Professional Background
Ke-Chin Hsia is an associate professor of modern European history at Indiana University Bloomington. He holds a PhD in history from the University of Chicago and a bachelor's degree in history from National Taiwan University. Dr. Hsia’s primary research fields are the late Habsburg Empire and Central Europe after 1918, specifically about the themes of social welfare, social history of war, citizenship, nationalism, disability, bureaucracy, and displacement. His research has been supported by the Austrian Agency for Education and Internationalisation, the National Science Council of Taiwan, the Taiwanese Ministry of Education, and the Central European History Society, among other prestigious organizations.

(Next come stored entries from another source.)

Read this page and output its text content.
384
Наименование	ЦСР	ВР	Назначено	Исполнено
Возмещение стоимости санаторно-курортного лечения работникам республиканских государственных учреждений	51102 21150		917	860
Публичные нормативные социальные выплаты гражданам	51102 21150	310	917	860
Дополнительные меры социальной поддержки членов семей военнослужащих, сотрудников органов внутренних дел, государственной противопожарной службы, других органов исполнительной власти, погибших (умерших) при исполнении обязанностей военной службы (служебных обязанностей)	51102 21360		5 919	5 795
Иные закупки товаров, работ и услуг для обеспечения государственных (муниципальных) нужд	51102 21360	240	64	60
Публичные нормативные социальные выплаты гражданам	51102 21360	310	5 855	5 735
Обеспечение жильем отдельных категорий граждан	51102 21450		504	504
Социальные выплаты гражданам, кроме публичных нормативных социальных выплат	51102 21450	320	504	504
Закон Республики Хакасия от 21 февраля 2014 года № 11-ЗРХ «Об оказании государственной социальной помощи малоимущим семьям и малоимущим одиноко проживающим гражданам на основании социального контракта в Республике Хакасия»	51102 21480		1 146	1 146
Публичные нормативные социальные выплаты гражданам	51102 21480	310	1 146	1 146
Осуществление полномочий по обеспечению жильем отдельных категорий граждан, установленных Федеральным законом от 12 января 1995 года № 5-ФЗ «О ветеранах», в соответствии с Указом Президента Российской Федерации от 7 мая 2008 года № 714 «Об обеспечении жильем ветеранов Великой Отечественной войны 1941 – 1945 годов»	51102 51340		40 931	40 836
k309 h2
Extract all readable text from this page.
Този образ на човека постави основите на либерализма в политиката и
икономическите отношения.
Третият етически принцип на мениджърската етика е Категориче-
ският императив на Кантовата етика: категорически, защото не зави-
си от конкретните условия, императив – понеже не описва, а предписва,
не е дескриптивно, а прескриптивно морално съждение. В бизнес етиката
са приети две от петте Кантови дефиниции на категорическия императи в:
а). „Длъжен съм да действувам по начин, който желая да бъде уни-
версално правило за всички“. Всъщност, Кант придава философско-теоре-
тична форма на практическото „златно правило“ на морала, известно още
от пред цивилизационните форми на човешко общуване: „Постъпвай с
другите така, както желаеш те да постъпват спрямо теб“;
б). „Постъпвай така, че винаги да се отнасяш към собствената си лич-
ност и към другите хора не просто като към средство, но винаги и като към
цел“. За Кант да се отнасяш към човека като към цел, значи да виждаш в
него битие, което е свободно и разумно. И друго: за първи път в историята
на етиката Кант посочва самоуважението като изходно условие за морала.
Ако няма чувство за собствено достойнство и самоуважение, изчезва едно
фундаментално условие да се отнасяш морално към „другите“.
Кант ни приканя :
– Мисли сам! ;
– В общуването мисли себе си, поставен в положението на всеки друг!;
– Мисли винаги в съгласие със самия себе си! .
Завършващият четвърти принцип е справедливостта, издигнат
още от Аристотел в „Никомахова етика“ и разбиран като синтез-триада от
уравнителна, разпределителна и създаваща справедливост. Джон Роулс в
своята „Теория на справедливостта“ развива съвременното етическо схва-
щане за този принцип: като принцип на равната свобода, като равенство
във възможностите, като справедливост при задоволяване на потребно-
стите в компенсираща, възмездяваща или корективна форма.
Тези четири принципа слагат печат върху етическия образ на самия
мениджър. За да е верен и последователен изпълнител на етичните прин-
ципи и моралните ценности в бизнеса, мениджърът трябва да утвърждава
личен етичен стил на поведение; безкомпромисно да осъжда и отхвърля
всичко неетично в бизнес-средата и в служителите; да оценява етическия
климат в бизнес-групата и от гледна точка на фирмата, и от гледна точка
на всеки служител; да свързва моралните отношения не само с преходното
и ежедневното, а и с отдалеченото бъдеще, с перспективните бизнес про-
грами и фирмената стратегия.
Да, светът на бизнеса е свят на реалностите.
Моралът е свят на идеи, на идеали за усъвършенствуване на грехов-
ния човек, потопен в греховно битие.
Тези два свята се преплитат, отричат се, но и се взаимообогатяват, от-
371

Dr. Hsia’s open-access book, Victims’ State: War and Welfare in Austria, 1868-1925, was published by Oxford University Press in 2022. He has also published several book chapters on war victim welfare in World War I and post-1918 Austria, on Austrian Studies in the Chinese-speaking world, and the unexpected celebrity of the Habsburg empress-queen Elisabeth (Sisi/Sissi) in post-Mao China (with Dr. Fei-Hsien Wang).
Fellowship Research
Ke-Chin Hsia was awarded the Sosland Foundation Fellowship for his research project, “‘Who is an Austrian?’: Refugees in Post-Wold War II China and Austria.” Dr. Hsia’s research aims to approach the dual historical question—who is an Austrian/what makes an Austrian “Austrian”—by focusing on Central European refugees who identified themselves or were ascribed by others as “Austrian” after World War II. This research will also analyze experiences when refugee welfare and personal safety hinged squarely on their claimed identities being accepted.
This fellowship allows Dr. Hsia access to the Museum’s rich collections to study how the displaced “Austrians” in China—primarily the ca. 4,000 “Austrian” Jews—tried to prove or define who they were at the intersection of, on the one hand, the long-standing Austrian/European bureaucratic-legal culture, and on the other the new international order in which power relations between Europe and China, and between Europe and US-led international organizations, ostensibly reversed. Central themes for this research project include how post-World War II national officials (Chinese, Austrian, and the US, for example) and international relief agencies (both Jewish and United Nations organizations) categorized the refugees and decided their future and how the refugees asserted their preferences and identities or even “gamed the system.” The work also emphasizes daily interactions among the refugees, officials, and myriad agencies and the seemingly mundane acts and objects they generated.